Du verleugnest michsagt unsere barbarische Öffentlichkeit dem ins Reich der „Freiheit“ entschwebten adligen Intelligenzler oder dem meuternden Popensohn – ich aber, verleugne ich dich? Siehst du, wie mürbe, teigig und formlos ich bin – du kannst dich nirgends an mir festklammern. Dich geistig binden und disziplinieren kann ich nicht, das stimmt: das ist deine „Freiheit". Aber als formbares Material zum modellieren deiner Ideale tauge ich auch nicht. Du stehst für dich, ich für mich. Mach deine Geschichte allein!

Wir haben Menschen, doch keine Gesellschaft: Russlands Gedanke ist einsam gereift. Nun streunt er müßig umher.

Die werssilowsche „Freiheit“ hat ja wohl auch nichts anderes bedeutet, als dass der Gedanke die Freiheit hat, sich müßig herumzutreiben. Und über diese „Freiheit“ verfügte in absolutestem Maße zum Beispiel der Narodowolz11 Morosow, als er in Schlüsselburg die Rätsel der Apokalypse löste – diese „Freiheit“ lastet wie ein Fluch auf der ganzen Geschichte der russischen Intelligenzler.

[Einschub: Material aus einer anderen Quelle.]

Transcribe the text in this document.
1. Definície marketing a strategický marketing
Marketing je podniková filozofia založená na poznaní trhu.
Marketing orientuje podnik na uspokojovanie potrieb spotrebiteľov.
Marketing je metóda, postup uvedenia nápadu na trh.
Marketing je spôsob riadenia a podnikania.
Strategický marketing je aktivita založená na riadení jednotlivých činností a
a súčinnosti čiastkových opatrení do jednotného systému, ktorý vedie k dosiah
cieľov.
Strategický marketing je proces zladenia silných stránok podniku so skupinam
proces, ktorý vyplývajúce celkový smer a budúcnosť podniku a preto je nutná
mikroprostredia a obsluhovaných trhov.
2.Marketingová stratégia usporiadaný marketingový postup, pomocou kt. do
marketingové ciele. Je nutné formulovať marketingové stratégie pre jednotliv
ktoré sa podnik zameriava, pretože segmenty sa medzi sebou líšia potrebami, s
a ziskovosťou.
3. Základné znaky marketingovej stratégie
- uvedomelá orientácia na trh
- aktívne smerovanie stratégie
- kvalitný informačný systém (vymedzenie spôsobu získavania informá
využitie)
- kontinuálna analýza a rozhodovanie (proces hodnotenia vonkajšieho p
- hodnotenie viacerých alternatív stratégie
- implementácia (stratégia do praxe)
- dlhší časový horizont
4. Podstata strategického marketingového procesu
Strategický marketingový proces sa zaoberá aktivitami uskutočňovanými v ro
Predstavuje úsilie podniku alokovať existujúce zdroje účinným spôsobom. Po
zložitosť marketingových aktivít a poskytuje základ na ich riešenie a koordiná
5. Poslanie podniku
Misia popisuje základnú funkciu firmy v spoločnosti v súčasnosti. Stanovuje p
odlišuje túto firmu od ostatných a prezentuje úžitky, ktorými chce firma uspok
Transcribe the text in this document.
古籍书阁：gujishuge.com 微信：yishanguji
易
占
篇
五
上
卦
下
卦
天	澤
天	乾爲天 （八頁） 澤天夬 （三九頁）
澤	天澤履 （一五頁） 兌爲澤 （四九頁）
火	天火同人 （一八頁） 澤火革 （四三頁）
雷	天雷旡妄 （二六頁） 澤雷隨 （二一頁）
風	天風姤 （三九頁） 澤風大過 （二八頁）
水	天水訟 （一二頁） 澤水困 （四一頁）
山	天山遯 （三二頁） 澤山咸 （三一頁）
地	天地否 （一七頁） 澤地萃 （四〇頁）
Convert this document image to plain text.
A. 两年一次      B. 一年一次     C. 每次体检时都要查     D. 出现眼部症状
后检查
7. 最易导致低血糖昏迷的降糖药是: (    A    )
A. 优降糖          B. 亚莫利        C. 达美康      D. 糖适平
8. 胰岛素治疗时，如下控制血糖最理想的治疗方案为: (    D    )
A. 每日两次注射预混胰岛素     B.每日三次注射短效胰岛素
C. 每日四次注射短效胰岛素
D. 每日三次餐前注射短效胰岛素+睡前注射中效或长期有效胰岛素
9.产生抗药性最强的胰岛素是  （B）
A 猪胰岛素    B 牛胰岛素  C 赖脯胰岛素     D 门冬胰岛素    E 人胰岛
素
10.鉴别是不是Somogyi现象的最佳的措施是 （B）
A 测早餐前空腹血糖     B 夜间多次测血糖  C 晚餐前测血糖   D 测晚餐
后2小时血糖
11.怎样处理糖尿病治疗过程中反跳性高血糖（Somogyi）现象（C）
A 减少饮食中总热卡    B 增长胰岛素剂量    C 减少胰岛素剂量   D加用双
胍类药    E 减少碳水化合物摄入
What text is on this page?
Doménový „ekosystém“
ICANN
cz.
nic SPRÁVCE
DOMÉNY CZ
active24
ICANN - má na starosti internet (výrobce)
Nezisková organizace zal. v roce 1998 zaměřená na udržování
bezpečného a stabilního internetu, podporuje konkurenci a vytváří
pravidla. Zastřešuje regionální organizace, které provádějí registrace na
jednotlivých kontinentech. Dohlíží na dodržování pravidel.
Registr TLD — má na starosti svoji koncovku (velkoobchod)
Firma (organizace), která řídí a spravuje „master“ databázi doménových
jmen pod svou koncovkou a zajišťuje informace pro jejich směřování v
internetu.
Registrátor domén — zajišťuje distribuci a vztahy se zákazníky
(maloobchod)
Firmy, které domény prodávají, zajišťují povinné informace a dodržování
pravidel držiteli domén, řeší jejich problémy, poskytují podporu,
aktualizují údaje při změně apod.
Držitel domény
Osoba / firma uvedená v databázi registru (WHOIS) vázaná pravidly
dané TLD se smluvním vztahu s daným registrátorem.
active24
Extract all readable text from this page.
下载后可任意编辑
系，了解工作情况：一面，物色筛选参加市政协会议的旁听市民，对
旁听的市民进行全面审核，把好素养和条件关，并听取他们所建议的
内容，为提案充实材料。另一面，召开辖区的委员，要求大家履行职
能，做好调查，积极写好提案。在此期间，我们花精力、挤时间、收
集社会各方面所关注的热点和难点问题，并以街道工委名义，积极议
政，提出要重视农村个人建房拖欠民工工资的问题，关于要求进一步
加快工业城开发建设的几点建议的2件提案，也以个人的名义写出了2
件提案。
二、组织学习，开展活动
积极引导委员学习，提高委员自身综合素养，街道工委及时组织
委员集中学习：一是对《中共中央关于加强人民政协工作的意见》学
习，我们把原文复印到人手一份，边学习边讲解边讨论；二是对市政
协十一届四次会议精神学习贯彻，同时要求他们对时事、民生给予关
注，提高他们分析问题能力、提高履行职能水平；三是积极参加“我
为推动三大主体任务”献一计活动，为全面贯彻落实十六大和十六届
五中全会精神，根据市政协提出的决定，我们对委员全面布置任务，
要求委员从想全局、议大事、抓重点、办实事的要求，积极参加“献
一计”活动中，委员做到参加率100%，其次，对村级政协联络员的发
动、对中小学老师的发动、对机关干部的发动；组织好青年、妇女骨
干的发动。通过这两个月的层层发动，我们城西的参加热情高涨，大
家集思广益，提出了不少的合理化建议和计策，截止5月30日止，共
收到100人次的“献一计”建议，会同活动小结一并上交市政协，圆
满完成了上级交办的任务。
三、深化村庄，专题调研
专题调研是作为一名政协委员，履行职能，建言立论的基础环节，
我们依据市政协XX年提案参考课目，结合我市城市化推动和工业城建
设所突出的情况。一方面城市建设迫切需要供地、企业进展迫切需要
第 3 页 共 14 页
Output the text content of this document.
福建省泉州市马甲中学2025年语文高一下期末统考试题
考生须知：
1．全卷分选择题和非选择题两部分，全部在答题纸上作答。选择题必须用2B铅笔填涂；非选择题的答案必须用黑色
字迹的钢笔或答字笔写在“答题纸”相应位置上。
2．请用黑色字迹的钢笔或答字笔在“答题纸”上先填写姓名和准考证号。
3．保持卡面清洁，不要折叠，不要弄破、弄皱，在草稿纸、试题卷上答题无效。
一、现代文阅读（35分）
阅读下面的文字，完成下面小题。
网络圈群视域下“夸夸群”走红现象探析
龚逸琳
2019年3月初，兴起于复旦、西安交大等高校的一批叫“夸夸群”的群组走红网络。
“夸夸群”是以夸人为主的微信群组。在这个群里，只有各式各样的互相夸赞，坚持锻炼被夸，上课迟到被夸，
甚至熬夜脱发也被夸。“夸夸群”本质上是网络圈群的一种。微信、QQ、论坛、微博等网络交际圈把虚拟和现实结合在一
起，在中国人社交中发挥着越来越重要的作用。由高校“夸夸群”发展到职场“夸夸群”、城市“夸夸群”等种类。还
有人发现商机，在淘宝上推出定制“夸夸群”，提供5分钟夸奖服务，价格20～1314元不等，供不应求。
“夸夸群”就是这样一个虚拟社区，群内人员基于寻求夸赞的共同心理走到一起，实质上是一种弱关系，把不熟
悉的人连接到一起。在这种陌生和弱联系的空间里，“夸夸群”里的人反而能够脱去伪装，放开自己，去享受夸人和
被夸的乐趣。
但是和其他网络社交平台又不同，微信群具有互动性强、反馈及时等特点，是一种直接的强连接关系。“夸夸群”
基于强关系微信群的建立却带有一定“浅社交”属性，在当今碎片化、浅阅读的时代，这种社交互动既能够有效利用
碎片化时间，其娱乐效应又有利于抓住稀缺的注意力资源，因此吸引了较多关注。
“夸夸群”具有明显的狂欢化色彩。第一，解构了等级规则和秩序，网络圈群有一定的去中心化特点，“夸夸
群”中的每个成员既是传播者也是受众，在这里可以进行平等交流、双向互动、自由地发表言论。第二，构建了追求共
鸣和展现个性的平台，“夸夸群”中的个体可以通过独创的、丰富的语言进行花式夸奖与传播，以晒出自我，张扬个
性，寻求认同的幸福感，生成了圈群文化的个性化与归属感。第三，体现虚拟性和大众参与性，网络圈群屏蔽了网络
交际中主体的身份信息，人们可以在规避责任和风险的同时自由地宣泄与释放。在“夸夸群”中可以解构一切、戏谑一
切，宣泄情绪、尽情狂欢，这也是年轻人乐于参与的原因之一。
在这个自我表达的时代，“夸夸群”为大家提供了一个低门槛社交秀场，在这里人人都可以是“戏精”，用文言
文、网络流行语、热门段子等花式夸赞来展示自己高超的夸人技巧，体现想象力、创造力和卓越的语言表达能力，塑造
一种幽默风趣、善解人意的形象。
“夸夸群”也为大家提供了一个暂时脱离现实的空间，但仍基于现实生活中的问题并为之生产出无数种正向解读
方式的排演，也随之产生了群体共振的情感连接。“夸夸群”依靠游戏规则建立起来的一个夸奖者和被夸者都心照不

Nicht genug damit, dass das Wort nicht in die Tat umgesetzt wurde – „mein Gedanke und mein Wort waren meine Sache“, hätte die russische Intelligenz von sich sagen können: „ich vermache sie der Nachkommenschaft!“ – aber im Reich des Weltgedankens war die russische Intelligenz doch nur ein Findelkind: sie fand alles fertig vor, einen eigenen Beitrag hat sie nicht geleistet. Es stand ihr immer eine gewaltige Auswahl fertiger Literaturschulen, philosophischer Systeme, wissenschaftlicher Doktrinen und politischer Programme zur Verfügung. In jeder beliebigen europäischen Bibliothek konnte sie ihr geistiges Wachstum in tausend Spiegeln sehen: in großen, kleinen, runden, quadratischen, flachen, konkaven oder konvexen … Das erzog sie zur Selbstbetrachtung, sublimierte ihre Intuition, erhöhte ihre Wendigkeit, ihre Aufnahmefähigkeit, ihr Feingefühl und verlieh ihrer Seele feminine Züge, untergrub aber die physische Kraft des Gedankens an seiner Wurzel. Allein diese ständige Möglichkeit, sofort und leicht, fast ohne Anstrengung eine „Idee“ zu erhalten, dazu eine fertige Kritik mit dazugehöriger Kritik an der Kritik, musste das selbständige theoretische Schaffen unbedingt lähmen.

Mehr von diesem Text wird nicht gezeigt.